LOOKING FOR THE INNER CHILD
It is a unique occasion when in the competition of the respectable Venice Film Festival a director comes along, young and slightly known when compared to the rest, after a boisterous debut at an even younger age and the sensational hit that was The Angel. One could not have a shred of doubt that the auteur’s ambitions can only grow and audiences will feel them.
Kill the Jockey presents an attractive conflict between the drinking hero that loses control of himself and, at the same time, loses a valuable horse without dying at a decisive race, as well as his promoter, a phlegmatic mob boss with a mysterious boy on his hands. The authentic conflict is with Ortega’s rising talent, which accumulates images in his head alongside considerable resources. Kill the Jockey is an impressive coproduction among many countries. On one hand, we have the Argentinian nationality of its director, and on the other hand, there is the insecurity of what he wants to say with his film.
The accumulation of phantasmagoria in the story is going to impress audiences right up to the first half of the film. Afterwards it becomes exhausted and reaches a dead end, only to leave at the end an incomprehension whose visual beauty is hard not to acknowledge.
Probably the most exact interpretation of this black comedy can be narrowed down to the search of the Jockey’s lost “I” after an accident where he loses part of his memories. If he is really suffering a confusion, it is something we may ask him in the end, but we will not get any answers. Never was the talent of Nahuel Peréz Biscayart (120 BPM) captured in such an expressive manner. While he is on the path of objectivity and freedom, he is sought out by hitmen that want to kill him. Besides, he has a girlfriend (Úrsula Corberó, from Money Heist), also a jockey, who is expecting his child. However, towards the ending it must be understood in a symbolic manner, as a phenomenon, that this is the arrival into the world of a purified hero, who acquires a childish innocence.

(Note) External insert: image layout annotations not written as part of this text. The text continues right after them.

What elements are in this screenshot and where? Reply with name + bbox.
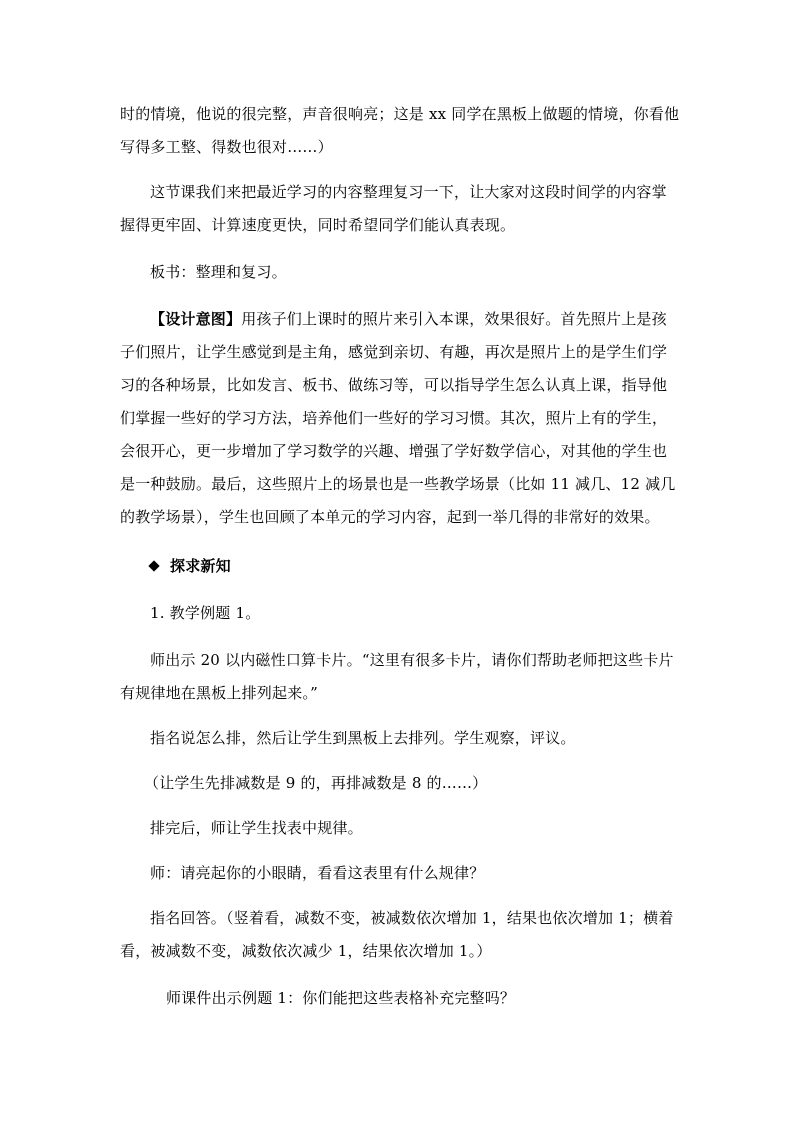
arrange-order-paragraph: （让学生先排减数是 9 的，再排减数是 8 的……）	[144, 774, 488, 792]
teacher-show-paragraph: 师出示 20 以内磁性口算卡片。“这里有很多卡片，请你们帮助老师把这些卡片有规律地在黑板上排列起来。”	[120, 651, 674, 702]
design-intent-label: 【设计意图】	[150, 310, 242, 328]
name-arrange-paragraph: 指名说怎么排，然后让学生到黑板上去排列。学生观察，评议。	[150, 729, 576, 747]
example-item: 1. 教学例题 1。	[150, 604, 261, 622]
section-heading	[120, 550, 680, 583]
diamond-bullet-icon	[148, 560, 159, 571]
name-answer-paragraph: 指名回答。（竖着看，减数不变，被减数依次增加 1，结果也依次增加 1；横着看，被减数不变，减数依次减少 1，结果依次增加 1。）	[120, 909, 674, 960]
design-intent-text: 用孩子们上课时的照片来引入本课，效果很好。首先照片上是孩子们照片，让学生感觉到是主角，感觉到亲切、有趣，再次是照片上的是学生们学习的各种场景，比如发言、板书、做练习等，可以指导学生怎么认真上课，指导他们掌握一些好的学习方法，培养他们一些好的学习习惯。其次，照片上有的学生，会很开心，更一步增加了学习数学的兴趣、增强了学好数学信心，对其他的学生也是一种鼓励。最后，这些照片上的场景也是一些教学场景（比如 11 减几、12 减几的教学场景），学生也回顾了本单元的学习内容，起到一举几得的非常好的效果。	[120, 310, 676, 526]
section-heading-text: 探求新知	[170, 557, 231, 575]
board-note: 板书：整理和复习。	[150, 263, 287, 281]
courseware-example-paragraph: 师课件出示例题 1：你们能把这些表格补充完整吗？	[166, 989, 516, 1007]
teacher-question-paragraph: 师：请亮起你的小眼睛，看看这表里有什么规律？	[150, 864, 485, 882]
paragraph-intro: 这节课我们来把最近学习的内容整理复习一下，让大家对这段时间学的内容掌握得更牢固、计算速度更快，同时希望同学们能认真表现。	[120, 183, 667, 234]
document-body	[120, 98, 680, 1015]
paragraph-continued: 时的情境，他说的很完整，声音很响亮；这是 xx 同学在黑板上做题的情境，你看他写得多工整、得数也很对……）	[120, 105, 680, 156]
design-intent-paragraph	[120, 303, 680, 534]
after-arrange-paragraph: 排完后，师让学生找表中规律。	[150, 819, 363, 837]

Ortega’s comedy, entertaining as it is and free of daily hot political topics, while at the same time turning into fiction the anguishing birth of the auteur’s true cinephile language, which is close to give birth into the world, but is not yet realized.

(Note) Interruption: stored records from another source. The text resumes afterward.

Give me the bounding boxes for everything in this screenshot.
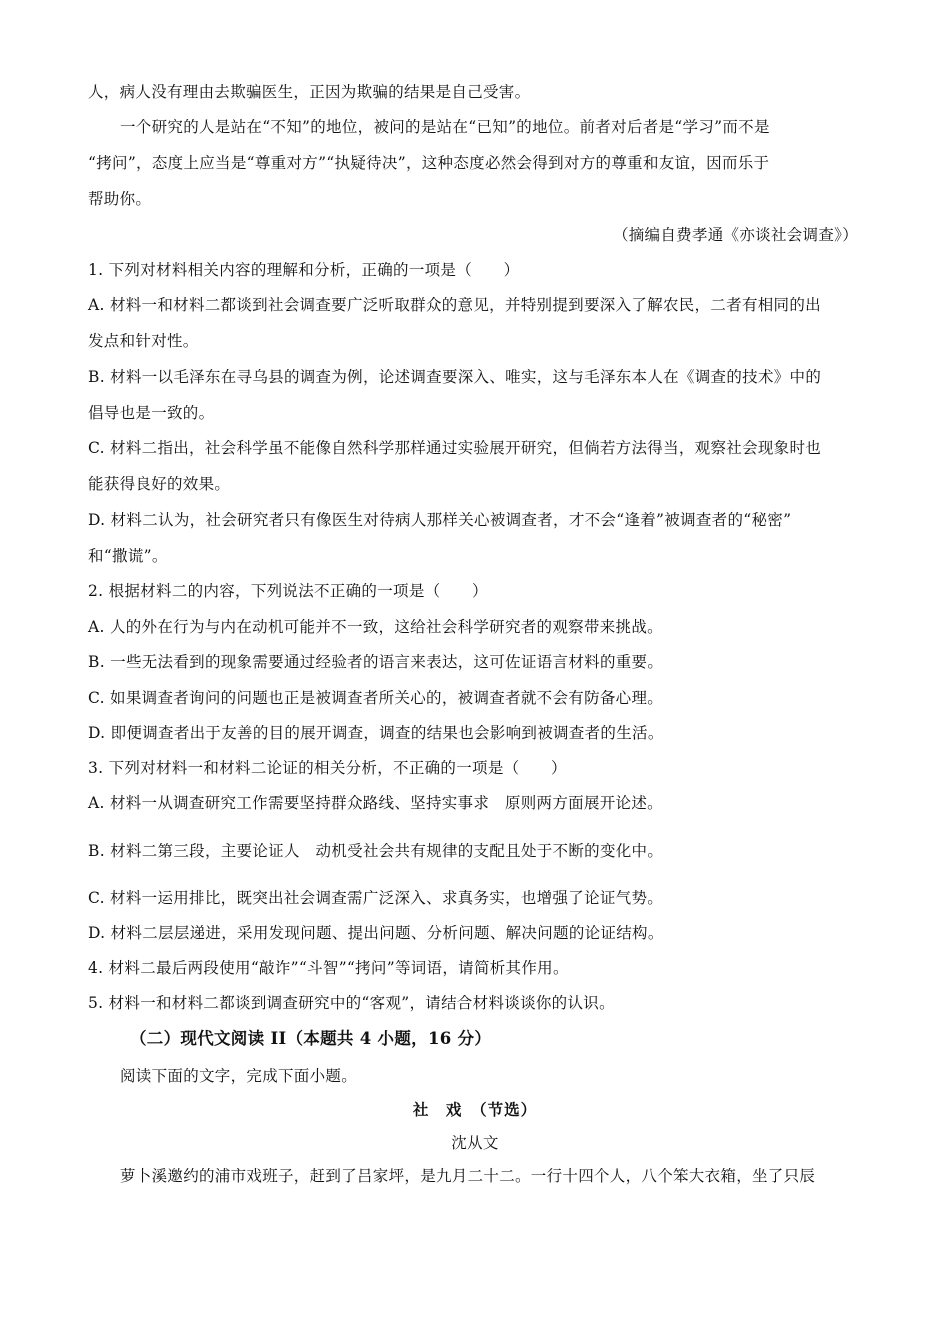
paragraph-line: 帮助你。 <box>88 190 152 208</box>
source-citation: （摘编自费孝通《亦谈社会调查》） <box>612 226 858 244</box>
passage-title: 社 戏 （节选） <box>412 1100 538 1119</box>
q2-option-a: A. 人的外在行为与内在动机可能并不一致，这给社会科学研究者的观察带来挑战。 <box>88 618 663 636</box>
section-instruction: 阅读下面的文字，完成下面小题。 <box>120 1067 358 1085</box>
passage-first-line: 萝卜溪邀约的浦市戏班子，赶到了吕家坪，是九月二十二。一行十四个人，八个笨大衣箱，坐了只辰 <box>120 1167 816 1185</box>
q3-option-a: A. 材料一从调查研究工作需要坚持群众路线、坚持实事求 原则两方面展开论述。 <box>88 794 663 812</box>
q2-option-d: D. 即便调查者出于友善的目的展开调查，调查的结果也会影响到被调查者的生活。 <box>88 724 664 742</box>
question-2-stem: 2. 根据材料二的内容，下列说法不正确的一项是（ ） <box>88 582 488 600</box>
paragraph-line: “拷问”，态度上应当是“尊重对方”“执疑待决”，这种态度必然会得到对方的尊重和友谊，因而乐于 <box>88 154 770 172</box>
passage-author: 沈从文 <box>451 1134 499 1152</box>
paragraph-line: 一个研究的人是站在“不知”的地位，被问的是站在“已知”的地位。前者对后者是“学习”而不是 <box>120 118 770 136</box>
section-heading: （二）现代文阅读 II（本题共 4 小题，16 分） <box>130 1029 492 1048</box>
q3-option-c: C. 材料一运用排比，既突出社会调查需广泛深入、求真务实，也增强了论证气势。 <box>88 889 664 907</box>
q1-option-b: B. 材料一以毛泽东在寻乌县的调查为例，论述调查要深入、唯实，这与毛泽东本人在《调查的技术》中的 <box>88 368 822 386</box>
q1-option-d: D. 材料二认为，社会研究者只有像医生对待病人那样关心被调查者，才不会“逢着”被调查者的“秘密” <box>88 511 792 529</box>
q1-option-a-cont: 发点和针对性。 <box>88 332 199 350</box>
q1-option-d-cont: 和“撒谎”。 <box>88 547 168 565</box>
q3-option-b: B. 材料二第三段，主要论证人 动机受社会共有规律的支配且处于不断的变化中。 <box>88 842 664 860</box>
q2-option-c: C. 如果调查者询问的问题也正是被调查者所关心的，被调查者就不会有防备心理。 <box>88 689 664 707</box>
q1-option-c-cont: 能获得良好的效果。 <box>88 475 231 493</box>
q1-option-a: A. 材料一和材料二都谈到社会调查要广泛听取群众的意见，并特别提到要深入了解农民，二者有相同的出 <box>88 296 821 314</box>
question-3-stem: 3. 下列对材料一和材料二论证的相关分析，不正确的一项是（ ） <box>88 759 567 777</box>
q2-option-b: B. 一些无法看到的现象需要通过经验者的语言来表达，这可佐证语言材料的重要。 <box>88 653 664 671</box>
q3-option-d: D. 材料二层层递进，采用发现问题、提出问题、分析问题、解决问题的论证结构。 <box>88 924 664 942</box>
question-1-stem: 1. 下列对材料相关内容的理解和分析，正确的一项是（ ） <box>88 261 520 279</box>
q1-option-b-cont: 倡导也是一致的。 <box>88 404 215 422</box>
paragraph-line: 人，病人没有理由去欺骗医生，正因为欺骗的结果是自己受害。 <box>88 83 531 101</box>
question-5: 5. 材料一和材料二都谈到调查研究中的“客观”，请结合材料谈谈你的认识。 <box>88 994 615 1012</box>
q1-option-c: C. 材料二指出，社会科学虽不能像自然科学那样通过实验展开研究，但倘若方法得当，观察社会现象时也 <box>88 439 822 457</box>
question-4: 4. 材料二最后两段使用“敲诈”“斗智”“拷问”等词语，请简析其作用。 <box>88 959 569 977</box>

In the meanwhile, Kill the Jockey intrigues Argentine cinema. Takes elements and even the humor from Jim Jarmusch, Pedro Almodóvar and Aki Kaurismäki, whose wonderful and unreplaceable cinematographer Timo Salminen –-a virtuoso of the fixed camera and the artfully arranged mise-en-scene––, constitute the main charm of the film.

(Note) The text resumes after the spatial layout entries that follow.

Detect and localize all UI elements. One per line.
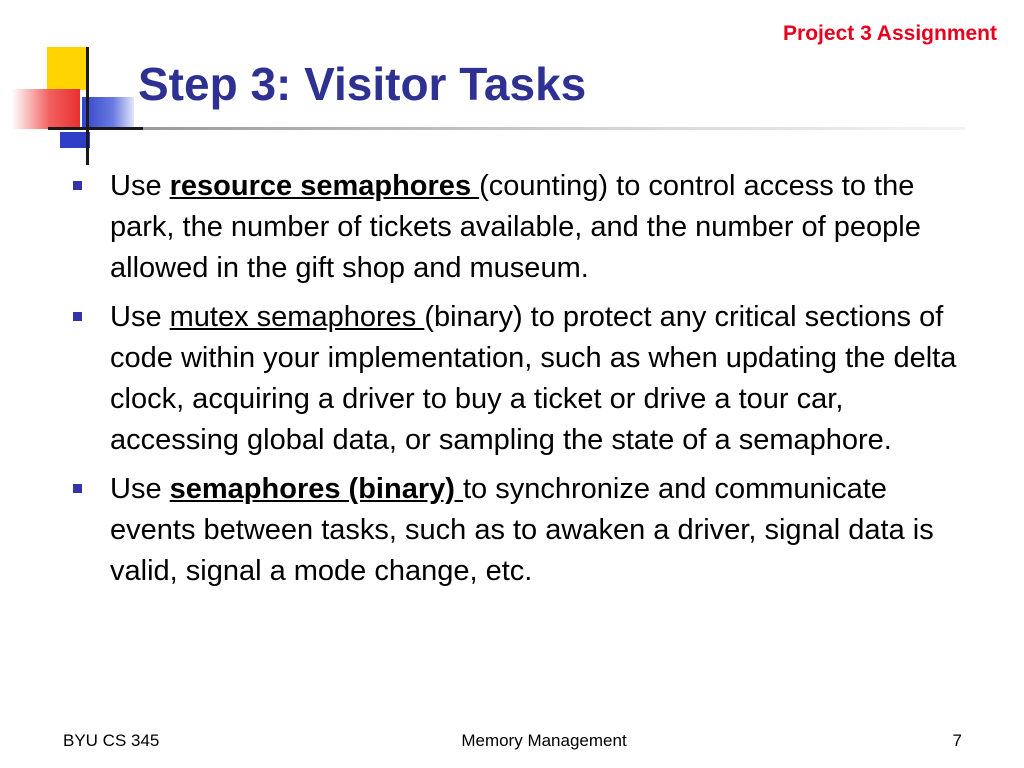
- bullet-prefix: Use: [110, 301, 170, 333]
- square-bullet-icon: [73, 312, 82, 321]
- logo-vertical-line: [86, 47, 89, 165]
- title-rule-dark: [48, 127, 143, 130]
- title-rule: [143, 127, 965, 130]
- square-bullet-icon: [73, 181, 82, 190]
- bullet-item: [70, 166, 975, 289]
- bullet-list: [70, 166, 975, 600]
- bullet-keyword: mutex semaphores: [169, 301, 425, 333]
- logo-red-square: [12, 89, 80, 129]
- footer-course: BYU CS 345: [63, 731, 160, 750]
- bullet-keyword: resource semaphores: [169, 170, 480, 202]
- slide-title: Step 3: Visitor Tasks: [138, 58, 587, 110]
- bullet-prefix: Use: [110, 473, 170, 505]
- bullet-text: (binary) to protect any critical sections of code within your implementation, such as when updating the delta clock, acquiring a driver to buy a ticket or drive a tour car, accessing global data, or sampling the state of a semaphore.: [110, 301, 957, 456]
- bullet-item: [70, 469, 975, 592]
- bullet-text: (counting) to control access to the park, the number of tickets available, and the number of people allowed in the gift shop and museum.: [110, 170, 921, 284]
- page-number: 7: [952, 731, 962, 750]
- square-bullet-icon: [73, 484, 82, 493]
- footer-topic: Memory Management: [461, 731, 627, 750]
- logo-blue-square: [82, 97, 134, 129]
- header-tag: Project 3 Assignment: [783, 22, 997, 45]
- bullet-prefix: Use: [110, 170, 170, 202]
- bullet-item: [70, 297, 975, 461]
- bullet-keyword: semaphores (binary): [169, 473, 463, 505]
- logo-yellow-square: [47, 47, 87, 90]
- bullet-text: to synchronize and communicate events between tasks, such as to awaken a driver, signal data is valid, signal a mode change, etc.: [110, 473, 934, 587]
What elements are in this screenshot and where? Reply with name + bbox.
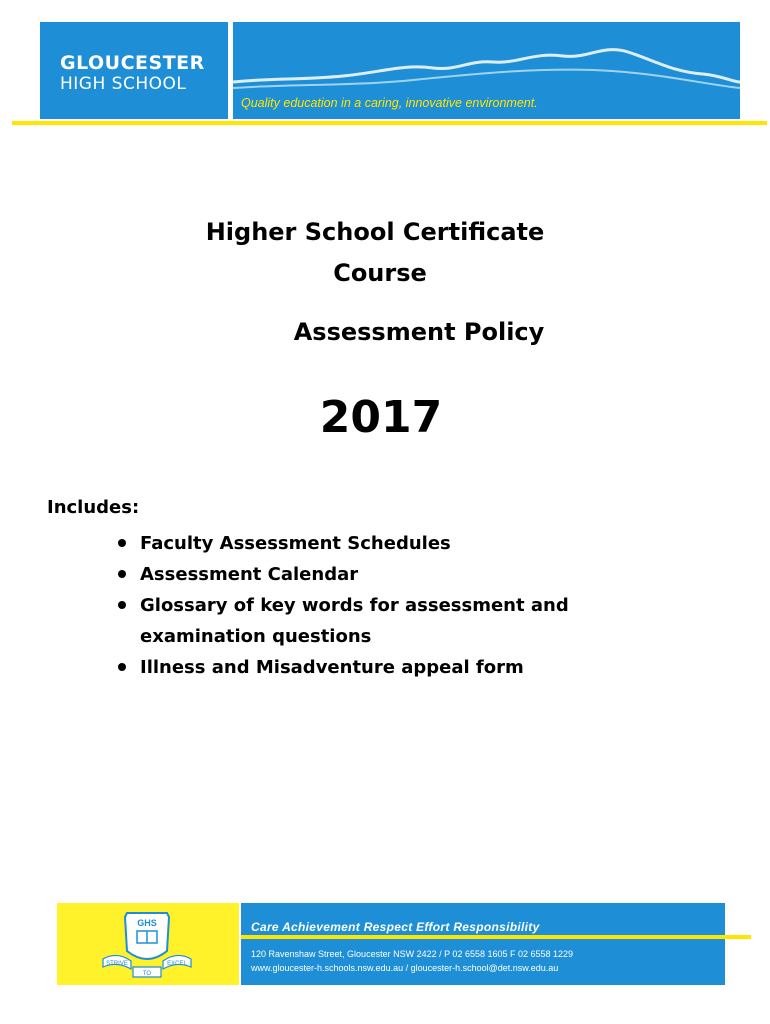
footer-contact-panel	[241, 903, 725, 985]
crest-motto-right: EXCEL	[167, 961, 187, 967]
list-item: Illness and Misadventure appeal form	[118, 652, 638, 683]
includes-list	[118, 528, 638, 683]
title-year: 2017	[319, 392, 443, 443]
crest-initials: GHS	[137, 918, 157, 928]
school-address: 120 Ravenshaw Street, Gloucester NSW 2422 / P 02 6558 1605 F 02 6558 1229	[251, 949, 574, 959]
title-line-1: Higher School Certificate	[205, 218, 545, 246]
school-crest-icon	[97, 907, 197, 981]
letterhead-banner	[0, 0, 770, 140]
crest-motto-mid: TO	[142, 971, 152, 977]
header-divider	[12, 121, 767, 125]
includes-label: Includes:	[47, 497, 140, 518]
list-item: Faculty Assessment Schedules	[118, 528, 638, 559]
school-logo	[40, 22, 228, 119]
crest-motto-left: STRIVE	[106, 961, 128, 967]
school-name-line1: GLOUCESTER	[60, 52, 205, 74]
footer-divider	[241, 935, 751, 939]
list-item: Glossary of key words for assessment and examination questions	[118, 590, 638, 652]
school-tagline: Quality education in a caring, innovative environment.	[241, 96, 538, 110]
school-crest-panel	[57, 903, 239, 985]
list-item: Assessment Calendar	[118, 559, 638, 590]
tagline-panel	[233, 22, 740, 119]
school-web-email: www.gloucester-h.schools.nsw.edu.au / gloucester-h.school@det.nsw.edu.au	[251, 963, 559, 973]
school-values: Care Achievement Respect Effort Responsibility	[251, 920, 540, 934]
school-name-line2: HIGH SCHOOL	[60, 74, 187, 94]
title-line-2: Course	[333, 259, 427, 287]
title-line-3: Assessment Policy	[293, 318, 545, 346]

Director: Luis Ortega. Screenwriters: Fabián Casas, Luis Ortega, Rodolfo Palacios. Cast: Nahuel Pérez Biscayart, Úrsula Corberó, Roly Serrano, Luis Ziembrowski, Daniel Fanego, Roberto Carnaghi, Osmar Nuñez, Adriana Aguirre. Producers: Charlie Cohen, Benjamín Domenech, Santiago Gallelli, Axel Kuschevatzky, Isaac Lee, Paz Lázaro, Luis Ortega, Esteban Perroud, Matías Roveda, Cindy Teperman. Runtime: 96 minutes.